As per ONS estimates, the services sector size has reduced by almost 10 per cent from a year ago. But the buck does not stop here, the decline which do not seem that harsher is just the beginning of the tsunami, the December and the January figures are likely to be extremely bad. Even Chancellor Rishi Sunak has said that things will get harder before they get better.
RISING DEBT AND CHRISTMAS WASHOUT
Eventually, it was not a good Christmas for the hospitality sector, especially for the drink only bar and pubs, which lost 84 per cent and 87 per cent of their sales, respectively, during the festive season. Situation at pub restaurants and food led pubs were not much different, the only thing was that they fared a bit better than the former category, losing sales of around 78 per cent. Just 10 per cent of the UK’s pubs and restaurants remained operational and that too with various restrictions. Overall, the busiest period of the year turned a complete washout.
Now what has started more worrying is the pile of debts amid no business for the hospitality sector with 31 March a crucial date nearing, when the moratorium or the government shield for insolvency gets removed. This is crucial because many landlords will start pursuing their full-year property rent, many of them have already indicated. UKHospitality has previously warned that it will be the tipping point resulting in a flurry of business failures and consequently another wave of job losses.
The moratorium due date has been extended from the initial date of 31 December and effectively saved many businesses from lease forfeiture and debt enforcement, which was estimated to be around £1.6 billion, reaching to almost £2 billion soon. It is a reality check for the government, as when the industry has plunged deep into debt, the overall insolvent business debt has declined.

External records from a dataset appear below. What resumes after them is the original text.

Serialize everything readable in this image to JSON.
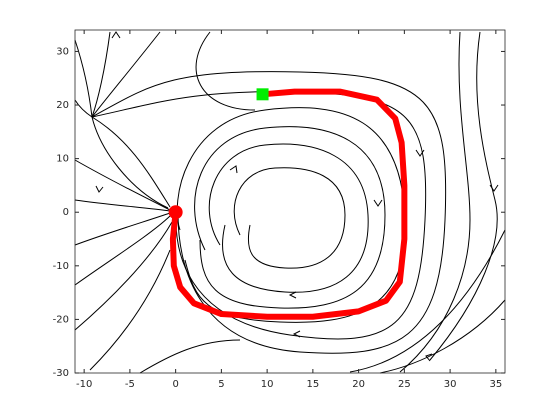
{
  "chart_data": {
    "type": "line",
    "x": [
      0,
      -0.3,
      -0.2,
      0.5,
      2,
      5,
      10,
      15,
      20,
      23,
      24.5,
      25,
      25,
      24.7,
      24,
      22,
      18,
      13,
      9.5
    ],
    "values": [
      0,
      -5,
      -10,
      -14,
      -17,
      -19,
      -19.5,
      -19.5,
      -18.5,
      -16.5,
      -13,
      -5,
      5,
      13,
      17.5,
      21,
      22.5,
      22.5,
      22
    ],
    "color": "#ff0000",
    "start_color": "#ff0000",
    "end_color": "#00ee00",
    "xlim": [
      -11,
      36
    ],
    "xticks": [
      -10,
      -5,
      0,
      5,
      10,
      15,
      20,
      25,
      30,
      35
    ],
    "ylim": [
      -30,
      34
    ],
    "yticks": [
      -30,
      -20,
      -10,
      0,
      10,
      20,
      30
    ]
  }
}
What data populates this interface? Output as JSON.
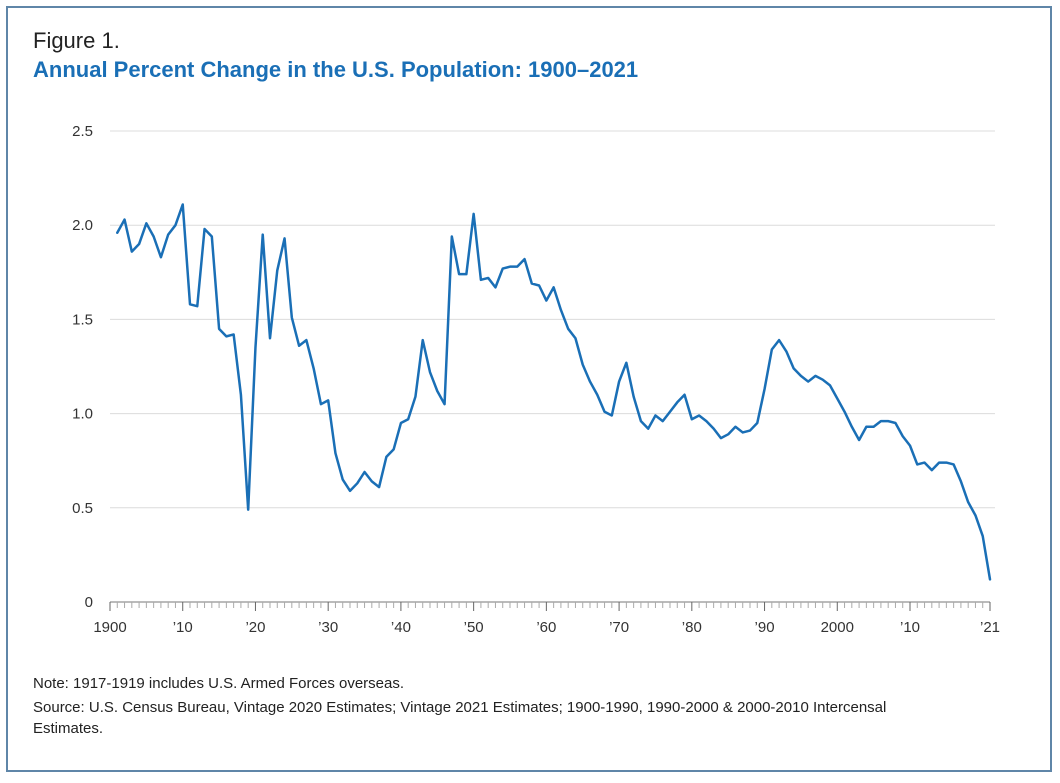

While the extension of the furlough scheme until the end of April 2021 has supported the industry workers with up to 80 per cent of wage security from the government, the businesses also need to continue because employees can benefit only if the businesses manage to survive.
Among all odds, there was one good news from the Supreme Court judgment, which ruled in favour of thousands of small businesses for Covid-19 insurance pay-outs.These businesses are likely to receive pay-outs on insurance claims worth more than £1 billion. Kate Nicholls, Chief Executive Officer of UKHospitality, said that though more details are required, at first sight, it sounds positive news and insurers should oblige the claims of the policies which were taken in good faith by many small businesses.
Thanks to the Financial Conduct Authority who have vowed to ensure a quick claim for the businesses. As per its estimates around 370,000 policyholders are likely to benefit from the judgment.
SUPPORT FROM THE GOVERNMENT
Going by broader estimates, hospitality as an industry will take years to recover financially to the pre-Covid- 19 levels.The industry has piled up debts not only in form of property rent but the business loans, insurance, and VAT as well.The immediate need of this hour is an extension to the debt enforcement moratoria — this is the biggest and imminent threat the industry is about to face.The government should not escape its responsibility for such a vital industry in the face of availability of funds or the lack of parliamentary time.
It is not only the moratoria extension but being considerate about the forgiveness of rent for the closed sectors at least up to a half and rent review reset. So overall, a comprehensive plan is urgently required for the industry.With vaccine programme gathering pace, there are bright chances of economic recovery in 2021, and the hospitality sector must be prioritised to pace up the recovery process.